As part of the CPEC Colloquium Series, I am pleased to invite you to the following talk:

André Platzer, Carnegie Mellon University

Title: Safe AI for CPS

on Tuesday, July 2, 2019, 11:15 a.m. at MPI-SWS Saarbruecken, Campus E1 5, room 029

Simultaneous video cast to MPI-SWS Kaiserslautern, Paul Ehrlich Str., Building G26, room 111

Abstract:
Autonomous cyber-physical systems are systems that combine the physics of motion with advanced cyber algorithms to act on their own without close human supervision. The present consensus is that reasonable levels of autonomy, such as for self-driving cars or autonomous drones, can only be reached with the help of artificial intelligence and machine learning algorithms that cope with the uncertainties of the real world. That makes safety assurance even more challenging than it already is in cyber-physical systems (CPSs) with classically programmed control, precisely because AI techniques are lauded for their flexibility in handling unpredictable situations, but are themselves harder to predict.

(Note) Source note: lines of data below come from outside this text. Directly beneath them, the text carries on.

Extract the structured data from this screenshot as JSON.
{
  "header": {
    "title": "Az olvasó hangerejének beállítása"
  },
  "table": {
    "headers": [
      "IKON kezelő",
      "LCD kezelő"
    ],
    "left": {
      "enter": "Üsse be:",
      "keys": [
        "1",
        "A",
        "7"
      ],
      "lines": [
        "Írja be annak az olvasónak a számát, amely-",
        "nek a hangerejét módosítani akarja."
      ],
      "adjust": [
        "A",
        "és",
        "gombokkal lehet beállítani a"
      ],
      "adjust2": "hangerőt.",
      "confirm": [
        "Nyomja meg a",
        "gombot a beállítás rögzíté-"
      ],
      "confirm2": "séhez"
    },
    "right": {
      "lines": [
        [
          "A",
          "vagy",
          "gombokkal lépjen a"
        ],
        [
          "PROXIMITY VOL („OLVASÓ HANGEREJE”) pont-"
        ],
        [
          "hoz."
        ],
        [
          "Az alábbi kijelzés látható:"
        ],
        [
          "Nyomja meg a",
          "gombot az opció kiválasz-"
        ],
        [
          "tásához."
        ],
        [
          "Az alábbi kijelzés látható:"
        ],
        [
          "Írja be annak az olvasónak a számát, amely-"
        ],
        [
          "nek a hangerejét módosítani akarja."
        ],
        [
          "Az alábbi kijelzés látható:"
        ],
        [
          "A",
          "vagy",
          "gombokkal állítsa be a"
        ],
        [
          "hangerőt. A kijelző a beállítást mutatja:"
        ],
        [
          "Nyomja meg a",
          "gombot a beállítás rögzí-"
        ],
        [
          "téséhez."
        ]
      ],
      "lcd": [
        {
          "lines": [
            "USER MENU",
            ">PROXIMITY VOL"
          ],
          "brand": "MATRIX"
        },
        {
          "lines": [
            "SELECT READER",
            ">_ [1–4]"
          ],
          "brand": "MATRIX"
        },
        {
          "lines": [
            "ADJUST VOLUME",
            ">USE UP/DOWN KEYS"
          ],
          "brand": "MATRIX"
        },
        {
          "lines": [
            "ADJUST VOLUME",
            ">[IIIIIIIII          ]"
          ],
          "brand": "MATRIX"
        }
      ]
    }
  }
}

This talk identifies the logical path toward autonomous cyber-physical systems. With the help of differential dynamic logic (dL) do we provide a logical foundation for developing cyber-physical system models with the mathematical rigor that their safety-critical nature demands. Its ModelPlex technique provides a logically correct way to tame the subtle relationship of CPS models to CPS implementations. The resulting logical monitor conditions can then be exploited to safeguard the decisions of learning agents, guide the optimization of learning processes, and resolve the nondeterminism frequently found in verification models. Overall, logic leads the way in combining the best of both worlds: the strong predictions that formal verification techniques provide alongside the strong flexibility that the use of AI provides.

Bio:
André Platzer is an Associate Professor of Computer Science at Carnegie Mellon University. He develops the logical foundations of cyber-physical systems to characterize their fundamental principles and to answer the question how we can trust a computer to control physical processes. André Platzer has a Ph.D. from the University of Oldenburg, Germany, received an ACM Doctoral Dissertation Honorable Mention and NSF CAREER Award, and was named one of the Brilliant 10 Young Scientists by the Popular Science magazine and one of the AI’s 10 to Watch by the IEEE Intelligent Systems Magazine.